Tudo indica que 2017 será novamente um ano recorde em termos de venda de veículos elétricos – não só em Portugal como um pouco por todo o mundo. Só no primeiro semestre deste ano foram vendidos mais de 900 veículos elétricos em Portugal, quase Cinco vezes mais do que os vendidos em todo o ano de 2014. Apesar de estarmos a falar ainda em números relativamente pequenos, o crescimento das vendas tem tido taxas elevadas. A crescente oferta no mercado, os incentivos fiscais existentes ou a existência de uma rede nacional de carregamentos elétricos têm contribuído para tal.
Lá por fora, os países nórdicos estão na linha da frente na Europa (em especial a Dinamarca), com os mercados chinês e norte-americano a serem os mais significativos em termos de volumes de vendas. Assim, podemos dizer que, mais do que uma “moda”, os veículos elétricos são já uma realidade incontornável, apesar de haver ainda alguns (incluindo na classe política) que não entendem o seu alcance e impacto.
Os veículos elétricos têm de ser vistos num enquadramento mais vasto de mobilidade sustentável e de combate às alterações climáticas. Dadas as evidências do impacto negativo dos transportes a combustão sobre o ambiente, há um consenso (quase) generalizado de que é necessário um novo paradigma de mobilidade nas cidades, assente em tecnologias limpas e com o menor impacto nos territórios.
Os veículos elétricos (tal como outros não emissores de poluição) são um instrumento essencial nesse paradigma. Foi neste sentido que nos últimos meses várias cidades europeias e países a nível mundial decidiram tomar medidas para banir os automóveis a combustão dentro de alguns anos. Na Europa, a Alemanha é um dos casos mais significativos, dado ser um dos principais produtores de automóveis, mas também a França e o Reino Unido. Na América Latina, os BRIC, liderados pelo Brasil, avançam no mesmo sentido, enquanto que na Ásia, a China (um dos principais países poluentes a nível mundial) quer apenas motores elétricos nas estradas dentro de duas décadas.
Face a estas orientações políticas (mais uma vez, é a política pública a fazer opções – e bem), qual tem sido a posição dos construtores “tradicionais”, os principais afetados por esta “onda ecológica”? Aparentemente, quase todos os fabricantes de automóveis a combustão têm apostado em incluir nas suas ofertas automóveis elétricos – ou versões de modelos existentes (como o VW Golfe) ou modelos totalmente novos (como o Nissan Leaf). E as propostas para a próxima década consistem em apostas fortes na oferta elétrica, incluindo nos segmentos topo de gama (como na Mercedes, BMW ou a Jaguar). Por exemplo, a VW – muito devido à descoberta do esquema fraudulento do “Dieselgate”, que prejudicou milhões de consumidores – prevê um investimento de cerca de 70 mil milhões de euros na “eletrificação” da sua produção, incluindo a produção de veículos elétricos, fábricas, infraestruturas de carregamentos e baterias.
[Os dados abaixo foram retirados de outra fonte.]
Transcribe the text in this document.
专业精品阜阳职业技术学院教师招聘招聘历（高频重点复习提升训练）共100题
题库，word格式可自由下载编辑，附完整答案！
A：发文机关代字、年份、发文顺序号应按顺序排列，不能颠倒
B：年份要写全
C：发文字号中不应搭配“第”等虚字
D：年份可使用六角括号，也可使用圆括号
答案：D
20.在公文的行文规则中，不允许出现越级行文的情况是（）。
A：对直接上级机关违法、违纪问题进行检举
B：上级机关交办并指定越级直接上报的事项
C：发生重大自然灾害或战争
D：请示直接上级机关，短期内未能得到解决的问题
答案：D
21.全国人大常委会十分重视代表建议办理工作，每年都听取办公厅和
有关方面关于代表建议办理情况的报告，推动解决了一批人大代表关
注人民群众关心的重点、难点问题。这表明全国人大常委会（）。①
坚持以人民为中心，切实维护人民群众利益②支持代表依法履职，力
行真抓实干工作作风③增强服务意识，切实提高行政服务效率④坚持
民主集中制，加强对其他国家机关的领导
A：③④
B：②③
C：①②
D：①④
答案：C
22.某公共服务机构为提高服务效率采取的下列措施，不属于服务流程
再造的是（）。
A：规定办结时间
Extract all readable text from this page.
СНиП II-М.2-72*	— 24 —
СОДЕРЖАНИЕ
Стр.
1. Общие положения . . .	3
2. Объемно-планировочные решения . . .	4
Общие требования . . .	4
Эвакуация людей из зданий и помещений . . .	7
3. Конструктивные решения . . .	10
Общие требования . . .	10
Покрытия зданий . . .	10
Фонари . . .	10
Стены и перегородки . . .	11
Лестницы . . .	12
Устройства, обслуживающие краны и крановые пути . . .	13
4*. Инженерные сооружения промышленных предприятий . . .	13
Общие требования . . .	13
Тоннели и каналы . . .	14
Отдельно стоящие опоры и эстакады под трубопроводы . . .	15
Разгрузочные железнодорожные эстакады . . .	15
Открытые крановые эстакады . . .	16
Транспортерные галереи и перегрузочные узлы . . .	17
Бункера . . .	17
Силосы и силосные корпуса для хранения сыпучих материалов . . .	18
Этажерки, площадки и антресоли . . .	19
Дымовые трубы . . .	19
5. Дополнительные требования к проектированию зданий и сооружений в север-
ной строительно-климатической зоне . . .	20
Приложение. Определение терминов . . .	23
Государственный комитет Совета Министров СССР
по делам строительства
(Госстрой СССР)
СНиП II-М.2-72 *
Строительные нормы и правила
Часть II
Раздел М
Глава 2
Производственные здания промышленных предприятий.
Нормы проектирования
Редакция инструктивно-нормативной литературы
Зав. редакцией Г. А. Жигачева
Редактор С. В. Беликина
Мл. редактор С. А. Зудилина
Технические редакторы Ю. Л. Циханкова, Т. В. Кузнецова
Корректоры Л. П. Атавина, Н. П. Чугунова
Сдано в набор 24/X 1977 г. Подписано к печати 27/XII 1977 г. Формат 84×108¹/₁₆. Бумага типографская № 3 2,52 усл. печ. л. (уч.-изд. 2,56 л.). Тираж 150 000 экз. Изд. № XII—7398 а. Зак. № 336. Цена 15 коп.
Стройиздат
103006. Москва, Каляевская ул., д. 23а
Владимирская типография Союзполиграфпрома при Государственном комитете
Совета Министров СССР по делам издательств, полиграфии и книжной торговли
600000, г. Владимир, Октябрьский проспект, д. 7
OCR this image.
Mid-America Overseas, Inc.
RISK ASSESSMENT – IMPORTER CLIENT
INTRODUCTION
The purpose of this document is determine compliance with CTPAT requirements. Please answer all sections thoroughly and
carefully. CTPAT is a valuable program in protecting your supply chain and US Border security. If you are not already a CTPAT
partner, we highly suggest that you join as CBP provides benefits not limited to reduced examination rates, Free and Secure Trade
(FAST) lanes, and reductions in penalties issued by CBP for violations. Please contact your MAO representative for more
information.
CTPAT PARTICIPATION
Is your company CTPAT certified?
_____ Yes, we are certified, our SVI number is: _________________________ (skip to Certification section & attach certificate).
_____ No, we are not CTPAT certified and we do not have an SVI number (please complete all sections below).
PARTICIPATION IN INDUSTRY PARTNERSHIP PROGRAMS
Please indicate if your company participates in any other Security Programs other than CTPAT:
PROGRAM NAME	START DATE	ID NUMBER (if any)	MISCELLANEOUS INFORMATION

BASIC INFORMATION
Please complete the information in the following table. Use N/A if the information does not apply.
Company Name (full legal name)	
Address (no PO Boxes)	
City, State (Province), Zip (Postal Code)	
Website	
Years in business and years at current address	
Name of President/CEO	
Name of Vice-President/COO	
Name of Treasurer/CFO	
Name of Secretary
Verifica-se, portanto, um alinhamento de expetativas e de estratégias dos fabricantes automóveis com as orientações e decisões políticas em curso a nível mundial. A única exceção é a do grupo PSA, liderado pelo português Carlos Tavares, que afirma não ser prioritária a produção de veículos elétricos (esta afirmação não deixa de ser surpreendente, dado o seu percurso anterior pela aliança Nissan-Renault, líder na produção de veículos elétricos).
E qual o papel de Portugal no meio destes factos? Diria que estes movimentos constituem uma oportunidade para posicionar o país na vanguarda da mobilidade sustentável. É preciso relembrar a aposta política nesta área, que ocorreu na década passada, e que levou a que Portugal tenha sido pioneiro em termos de mobilidade elétrica, com a criação de uma rede nacional de carregamentos (Rede Mobi.e, agora em atualização).
Pelo meio, desenvolveram-se competências e serviços associados à mobilidade sustentável – atualmente exportamos carregadores para veículos elétricos (ex. EFACEC, Magnum Cap), sistemas de gestão de soluções de mobilidade (CEiiA) e até produzimos veículos elétricos (eCanter, da FUSO/DAIMLER). Além disso, as nossas cidades têm já Planos de Mobilidade Urbana Sustentável, que poderão estimular casos de boas-práticas na adoção de soluções deste tipo e que podem ser replicadas internacionalmente (como no Porto, Lisboa ou Cascais).
As oportunidades para Portugal estão assentes na consolidação da experiência e conhecimentos adquiridos ao longo da última década na área industrial, mas também na exploração económica dos recursos naturais (como o lítio) ou na valorização da investigação que se faz nos nossos centros de I&D, que deu origem a startups como a VENIAM, uma das empresas mais disruptivas do mundo em serviços de mobilidade.